If you live in America, today is the anniversary of that speech.
On 28th August, 1963, Martin Luther King spoke to over 250,000 civil rights supporters from the steps of the Lincoln Memorial during the March on Washington for Jobs and Freedom.
I have a dream.
He had not intended to use that line – “I have a dream”. Along with the marchers, he had been singing gospel songs among other things as they marched. A powerful gospel singer and civil rights support, Mahalia Jackson had called to him “Tell them about the dream, Martin.”
And he told them about his dream – impromptu.
In 1999 this speech was ranked the top American speech of the 20th century, and at least part of it was impromptu!!
He had used the dream before in several speeches, so it wasn’t entirely impromptu, but chosen from his repertoire of “things that work”. Do you have a repertoire of “things that work”?
There had been several versions of the speech prepared beforehand, but none of them was used in its entirety.
The structure of the speech is graceful and powerful.
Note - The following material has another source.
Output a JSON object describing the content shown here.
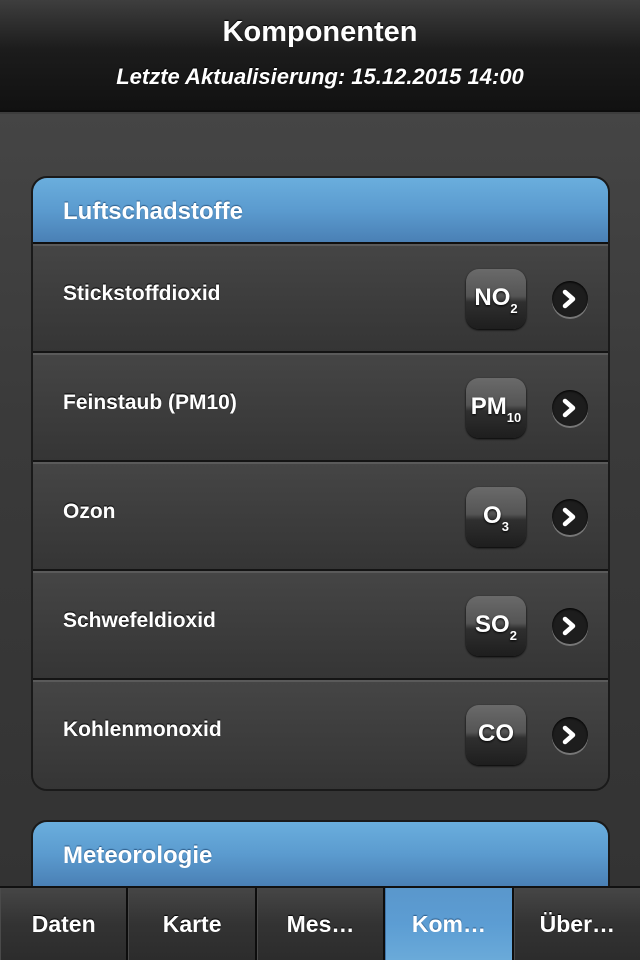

I love Nancy Duarte‘s study of it.
He used the gospel connection well. He used geographical reference well. He used the American iconic moments of history well.
The clever rhetoric and speech structure are obvious.
The two moments that stand out for me are two examples of rhetoric. He resonated with lists and particularly anaphora, I think. The first was when he used “now is the time …” Suddenly what was merely a speech, now had passion. There was genuine feeling in his voice. The second was just before he introduced “I have a dream”. He had listed all the parts of the country his audience would return to, and it was as if he suddenly really connected with his audience. He left the script with his eyes and they continued to scan the audience. Suddenly the whole rhythm and pitch and pace of his speech changed. It returned but his face had changed. He felt somehow free.
What makes you feel free to connect with your audience – that you have the power to move them? We all have it.